Über Giulio Andreotti geht ein Witz um, den man kaum erzählen dürfte, hätte der Jubilar nicht so viel Sinn für schwarzen Humor: Nach seinem Tod muss Andreotti in die Hölle. Er klopft ans Tor zur Unterwelt. "Wer ist da?", fragt der wachhabende Unterteufel. "Giulio Andreotti", ertönt die Antwort. Da strahlt der Teufel und jubelt: "Hallo Papa!"

Fürst der Finsternis: "Beelzebub" lautet der Spitzname Gulio Andreottis. Bis heute hat er großen Einfluss in Italien. (Foto: Foto: dpa)

Der frühere Sozialistenführer Bettino Craxi soll es gewesen sein, der Andreotti "Beelzebub" taufte. Dieser Name hängt dem mächtigsten italienischen Politiker der Nachkriegsjahrzehnte bis heute an. Seine Gegner sehen in dem buckligen Mann mit dem eulenartigen Gesicht einen Fürsten der Finsternis, der in fast alle dunklen Geheimnisse Italiens verstrickt sei.

Ob es um die Ermordung des Politikers Aldo Moro ging, um rechtsradikale Attentate, Putschversuche, eine Geheimarmee, intrigante Logen, die Verbrechen der Mafia oder dubiose Bankgeschäfte der Päpste - stets soll Andreotti seine langen, feingliedrigen Finger im Spiel gehabt haben.
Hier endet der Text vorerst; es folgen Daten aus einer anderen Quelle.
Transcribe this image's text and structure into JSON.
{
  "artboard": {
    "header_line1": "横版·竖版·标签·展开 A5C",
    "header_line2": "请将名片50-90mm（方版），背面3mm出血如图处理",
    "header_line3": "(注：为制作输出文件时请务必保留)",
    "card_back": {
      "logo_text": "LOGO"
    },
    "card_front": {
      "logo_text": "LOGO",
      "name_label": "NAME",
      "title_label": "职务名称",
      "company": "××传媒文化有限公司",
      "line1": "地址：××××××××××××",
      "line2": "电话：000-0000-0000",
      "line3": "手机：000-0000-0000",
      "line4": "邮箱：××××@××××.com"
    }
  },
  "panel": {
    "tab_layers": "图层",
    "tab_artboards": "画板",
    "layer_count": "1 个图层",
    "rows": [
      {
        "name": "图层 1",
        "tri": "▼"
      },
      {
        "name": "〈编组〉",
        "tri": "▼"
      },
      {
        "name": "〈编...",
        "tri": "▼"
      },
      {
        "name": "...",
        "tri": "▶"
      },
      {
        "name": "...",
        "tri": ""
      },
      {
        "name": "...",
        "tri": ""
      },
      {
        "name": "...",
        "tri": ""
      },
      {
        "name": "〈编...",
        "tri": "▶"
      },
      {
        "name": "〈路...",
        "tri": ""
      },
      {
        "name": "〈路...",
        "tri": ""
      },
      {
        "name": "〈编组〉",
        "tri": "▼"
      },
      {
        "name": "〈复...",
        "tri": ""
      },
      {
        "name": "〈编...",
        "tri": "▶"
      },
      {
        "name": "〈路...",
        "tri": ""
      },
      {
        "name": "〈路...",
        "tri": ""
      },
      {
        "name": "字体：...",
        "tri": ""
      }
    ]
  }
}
Woher kommt dieser Ruf, der satanische Puppenspieler der Republik zu sein? Andreotti kauert sich in seinem pittoresken Sessel zurecht, verschränkt die Hände unterm Kinn, neigt den scheinbar halslosen Kopf zur Seite und blickt seinen Besucher aus aufmerksamen Augen an, die nicht verraten, was er denkt. Es ist heiß in seinem freskengeschmückten Arbeitssaal im Senats-Palast der römischen Altstadt. So warm, dass sich ein 89 Jahre alter Mann, der wenig schläft, wenig isst und viel arbeitet, wohl fühlt.

Berühmtes Archiv

Andreotti antwortet, vielleicht habe sein Ruf etwas mit seiner gebeugten Gestalt zu tun. Tatsächlich entsprächen die Geschichten über seine Allmacht wenig der Wahrheit. "Ich bin nur ein neugieriger Mensch, der alles wissen will. Und ich habe ein eisernes Gedächtnis."

Dann sei da noch sein berühmtes Archiv, das er seit Jahrzehnten pflegt und vor dessen Inhalt viele Politiker zittern. Aber dunkle Machenschaften? Nein. "Ich fühlte mich nie in okkulte Dinge verwickelt." Gewiss, er sei "kein Engel, kein Cherub". Doch wenn er sich so umsehe, "fühle ich mich besser als manche andere".

Andreotti betreibt Denkmalpflege in diesen Tagen. Das Monument ist er selbst. 90 Jahre wird der Senator an diesem Mittwoch alt. Seit 60 Jahren vertritt er die Italiener im Parlament. Sieben Mal war er Premier, acht Mal Verteidigungsminister, fünf Mal Außenminister, außerdem Finanz-, Industrie-, Innen-, Europa- und Kulturminister. "Keine Rose ohne Dornen, keine Regierung ohne Andreotti", hieß es.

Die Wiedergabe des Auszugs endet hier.